Comprendre l’effacement et le déplacement du christianisme en France

Notre-Dame de Fourvière (Lyon). KONRAD K./SIPA

Le contexte électoral de cette rentrée renforce la question identitaire, qui prend une place prépondérante dans les esprits angoissés par les enjeux écologiques et migratoires notamment. L’effacement du christianisme dans la société, qu’il soit réel ou fantasmé, cristallise les inquiétudes de beaucoup dans l’Eglise et parfois au-delà. Si certains appellent à remobiliser les énergies dans un esprit de reconquête, d’autres s’interrogent sur la juste contribution des chrétiens à une société en pleine mutation. La récente parution du dernier livre de Guillaume Cuchet, « Le Catholicisme a-t-il encore de l’avenir en France ? » (Seuil) a suscité, de façon significative, nombre d’articles et interviews, interrogeant les scénarios possibles pour le christianisme en France [1].

Pour bien aborder le débat, il semble judicieux de préciser le rapport entre religion et société. En effet, pour qu’une religion se développe et profite pleinement à une société et à ses membres, il faut nécessairement la concomitance de trois aspects :

- une connaissance de sa doctrine et la bonne compréhension de son esprit,
- une appropriation libre, intime et en confiance dans l’âme du croyant,
- une visibilité sociale concrète en actes et l’engagement de son corps.
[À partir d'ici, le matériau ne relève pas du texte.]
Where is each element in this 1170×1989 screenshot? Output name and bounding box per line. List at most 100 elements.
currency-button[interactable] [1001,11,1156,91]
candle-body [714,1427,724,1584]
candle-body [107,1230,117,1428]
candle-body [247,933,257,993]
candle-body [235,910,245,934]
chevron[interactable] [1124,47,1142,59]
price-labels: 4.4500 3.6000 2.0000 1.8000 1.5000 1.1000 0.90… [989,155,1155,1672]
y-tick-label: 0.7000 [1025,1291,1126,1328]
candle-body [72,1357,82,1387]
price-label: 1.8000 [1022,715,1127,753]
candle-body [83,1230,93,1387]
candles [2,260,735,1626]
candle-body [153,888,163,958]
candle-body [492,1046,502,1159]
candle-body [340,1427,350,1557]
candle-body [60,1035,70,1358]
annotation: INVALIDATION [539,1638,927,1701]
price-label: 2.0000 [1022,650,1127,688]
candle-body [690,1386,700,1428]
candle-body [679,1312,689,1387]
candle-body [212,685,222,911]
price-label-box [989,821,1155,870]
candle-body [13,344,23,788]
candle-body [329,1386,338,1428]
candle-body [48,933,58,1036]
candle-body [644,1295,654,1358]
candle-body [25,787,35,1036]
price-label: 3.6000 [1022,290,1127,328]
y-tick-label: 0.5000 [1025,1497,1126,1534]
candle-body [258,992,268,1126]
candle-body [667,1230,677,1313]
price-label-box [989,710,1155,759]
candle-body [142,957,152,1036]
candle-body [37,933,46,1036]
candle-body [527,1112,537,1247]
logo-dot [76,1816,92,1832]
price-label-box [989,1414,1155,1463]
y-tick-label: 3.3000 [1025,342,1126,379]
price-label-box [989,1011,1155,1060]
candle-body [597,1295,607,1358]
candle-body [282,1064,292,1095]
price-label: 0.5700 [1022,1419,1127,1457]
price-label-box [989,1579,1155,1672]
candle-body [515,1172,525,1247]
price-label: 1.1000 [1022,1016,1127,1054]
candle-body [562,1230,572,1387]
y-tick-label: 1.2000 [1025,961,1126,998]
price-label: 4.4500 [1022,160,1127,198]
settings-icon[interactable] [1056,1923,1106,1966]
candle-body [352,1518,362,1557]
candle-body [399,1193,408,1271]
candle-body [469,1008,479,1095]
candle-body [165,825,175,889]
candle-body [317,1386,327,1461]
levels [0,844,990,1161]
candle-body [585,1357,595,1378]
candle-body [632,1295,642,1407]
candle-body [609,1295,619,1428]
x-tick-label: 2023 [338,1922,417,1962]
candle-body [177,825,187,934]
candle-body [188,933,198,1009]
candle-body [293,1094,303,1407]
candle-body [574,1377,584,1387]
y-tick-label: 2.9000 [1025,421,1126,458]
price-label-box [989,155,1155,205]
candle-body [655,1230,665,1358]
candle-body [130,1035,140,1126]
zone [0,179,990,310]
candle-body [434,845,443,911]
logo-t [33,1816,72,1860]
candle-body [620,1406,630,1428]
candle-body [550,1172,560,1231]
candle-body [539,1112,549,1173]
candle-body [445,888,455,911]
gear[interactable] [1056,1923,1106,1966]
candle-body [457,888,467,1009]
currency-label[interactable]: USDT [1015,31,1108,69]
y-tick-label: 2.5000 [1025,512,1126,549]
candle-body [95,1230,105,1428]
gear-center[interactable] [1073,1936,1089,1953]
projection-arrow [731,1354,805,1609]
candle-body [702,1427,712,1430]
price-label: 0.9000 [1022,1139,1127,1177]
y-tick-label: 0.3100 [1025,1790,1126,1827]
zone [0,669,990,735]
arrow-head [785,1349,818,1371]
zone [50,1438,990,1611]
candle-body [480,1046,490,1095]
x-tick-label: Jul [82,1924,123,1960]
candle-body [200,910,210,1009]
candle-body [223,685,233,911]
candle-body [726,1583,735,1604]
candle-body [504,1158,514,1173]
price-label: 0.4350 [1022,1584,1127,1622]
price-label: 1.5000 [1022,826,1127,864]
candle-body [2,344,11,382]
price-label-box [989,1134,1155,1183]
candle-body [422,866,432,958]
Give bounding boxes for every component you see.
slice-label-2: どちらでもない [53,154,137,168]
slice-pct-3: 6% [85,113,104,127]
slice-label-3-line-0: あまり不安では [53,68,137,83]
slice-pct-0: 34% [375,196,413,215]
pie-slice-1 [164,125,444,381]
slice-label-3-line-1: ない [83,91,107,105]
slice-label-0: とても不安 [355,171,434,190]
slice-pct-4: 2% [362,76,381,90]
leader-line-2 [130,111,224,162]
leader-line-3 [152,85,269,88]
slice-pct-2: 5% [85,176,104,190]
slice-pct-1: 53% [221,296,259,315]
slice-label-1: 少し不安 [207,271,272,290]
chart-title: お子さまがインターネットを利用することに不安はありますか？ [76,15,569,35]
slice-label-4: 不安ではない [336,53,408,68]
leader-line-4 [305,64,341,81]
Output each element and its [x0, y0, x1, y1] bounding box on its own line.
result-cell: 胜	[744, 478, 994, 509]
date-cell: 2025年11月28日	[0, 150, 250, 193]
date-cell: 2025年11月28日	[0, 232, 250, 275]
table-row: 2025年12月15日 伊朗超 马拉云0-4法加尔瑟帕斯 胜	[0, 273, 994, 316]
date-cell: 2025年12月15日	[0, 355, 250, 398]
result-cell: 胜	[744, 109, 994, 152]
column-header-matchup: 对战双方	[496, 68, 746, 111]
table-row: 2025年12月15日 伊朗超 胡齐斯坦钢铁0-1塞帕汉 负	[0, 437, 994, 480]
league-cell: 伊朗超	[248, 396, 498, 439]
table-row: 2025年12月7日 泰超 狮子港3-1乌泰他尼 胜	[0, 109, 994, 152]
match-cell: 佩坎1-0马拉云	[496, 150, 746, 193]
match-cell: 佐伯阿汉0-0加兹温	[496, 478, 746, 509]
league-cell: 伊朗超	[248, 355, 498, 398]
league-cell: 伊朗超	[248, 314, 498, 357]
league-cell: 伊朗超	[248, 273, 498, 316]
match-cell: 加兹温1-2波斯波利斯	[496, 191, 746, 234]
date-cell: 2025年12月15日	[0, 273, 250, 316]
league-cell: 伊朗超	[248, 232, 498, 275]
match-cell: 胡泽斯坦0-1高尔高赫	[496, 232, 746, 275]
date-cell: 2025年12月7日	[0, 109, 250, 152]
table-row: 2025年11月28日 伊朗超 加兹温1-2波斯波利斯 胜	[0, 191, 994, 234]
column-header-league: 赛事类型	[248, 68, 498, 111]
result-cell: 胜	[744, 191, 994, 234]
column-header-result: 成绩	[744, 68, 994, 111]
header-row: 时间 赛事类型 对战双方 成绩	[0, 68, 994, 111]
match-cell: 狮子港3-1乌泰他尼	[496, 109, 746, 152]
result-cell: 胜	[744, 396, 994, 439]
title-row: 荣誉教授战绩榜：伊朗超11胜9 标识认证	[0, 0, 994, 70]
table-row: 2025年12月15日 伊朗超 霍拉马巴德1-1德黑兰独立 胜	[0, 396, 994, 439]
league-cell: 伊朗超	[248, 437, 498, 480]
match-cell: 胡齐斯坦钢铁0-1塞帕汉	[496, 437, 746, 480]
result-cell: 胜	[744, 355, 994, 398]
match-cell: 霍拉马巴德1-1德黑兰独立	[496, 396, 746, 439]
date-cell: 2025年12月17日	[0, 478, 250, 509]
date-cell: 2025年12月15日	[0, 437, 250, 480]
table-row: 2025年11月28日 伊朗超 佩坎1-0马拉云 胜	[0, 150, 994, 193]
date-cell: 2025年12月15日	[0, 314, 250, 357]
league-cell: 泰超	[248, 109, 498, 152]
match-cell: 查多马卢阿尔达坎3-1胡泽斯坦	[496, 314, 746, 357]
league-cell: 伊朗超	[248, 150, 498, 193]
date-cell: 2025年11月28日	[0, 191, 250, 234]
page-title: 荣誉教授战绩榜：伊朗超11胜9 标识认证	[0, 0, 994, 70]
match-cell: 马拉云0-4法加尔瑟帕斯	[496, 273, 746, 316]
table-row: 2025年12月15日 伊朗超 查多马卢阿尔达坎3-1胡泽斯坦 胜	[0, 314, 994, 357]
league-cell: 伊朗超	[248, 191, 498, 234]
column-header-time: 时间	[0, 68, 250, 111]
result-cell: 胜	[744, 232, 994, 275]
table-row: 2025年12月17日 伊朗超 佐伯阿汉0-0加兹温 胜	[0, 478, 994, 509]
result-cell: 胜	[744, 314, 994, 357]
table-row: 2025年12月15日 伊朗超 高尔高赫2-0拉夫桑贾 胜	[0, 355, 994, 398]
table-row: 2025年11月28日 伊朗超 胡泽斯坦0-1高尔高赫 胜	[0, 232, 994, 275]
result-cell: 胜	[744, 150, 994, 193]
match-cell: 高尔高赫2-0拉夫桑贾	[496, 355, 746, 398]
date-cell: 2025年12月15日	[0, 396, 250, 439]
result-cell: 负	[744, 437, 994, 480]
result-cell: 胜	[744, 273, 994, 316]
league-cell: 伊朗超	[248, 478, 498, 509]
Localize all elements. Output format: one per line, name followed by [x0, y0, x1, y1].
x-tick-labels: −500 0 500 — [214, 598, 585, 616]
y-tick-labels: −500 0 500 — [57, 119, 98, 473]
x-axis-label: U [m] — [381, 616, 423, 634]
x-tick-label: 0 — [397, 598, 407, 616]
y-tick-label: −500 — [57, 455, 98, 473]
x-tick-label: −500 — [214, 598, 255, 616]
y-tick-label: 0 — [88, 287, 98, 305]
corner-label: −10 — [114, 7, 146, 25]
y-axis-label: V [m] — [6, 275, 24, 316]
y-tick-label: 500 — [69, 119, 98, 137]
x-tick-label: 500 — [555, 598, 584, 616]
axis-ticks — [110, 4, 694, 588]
Seule l’articulation de ces trois dimensions permet un enracinement durable et un bénéfice réel pour le corps social. Le catholicisme s’est ainsi développé en France et en Europe, à partir de sa doctrine cohérente du monde créé et d’une heureuse destinée humaine, de la rémission des péchés de l’âme par la miséricorde divine. Il donnait aussi le témoignage de son espérance dans des œuvres charitables éducatives, sociales et médicales. Sans concurrence durant des siècles, il fut assuré d’un monopole sur les sociétés européennes. Il s’en est suivi logiquement une prétention à régenter les vies individuelles depuis les pensées intimes jusqu’à l’intime des relations, et à régenter aussi la vie temporelle, l’organisation sociale et le calendrier des fêtes.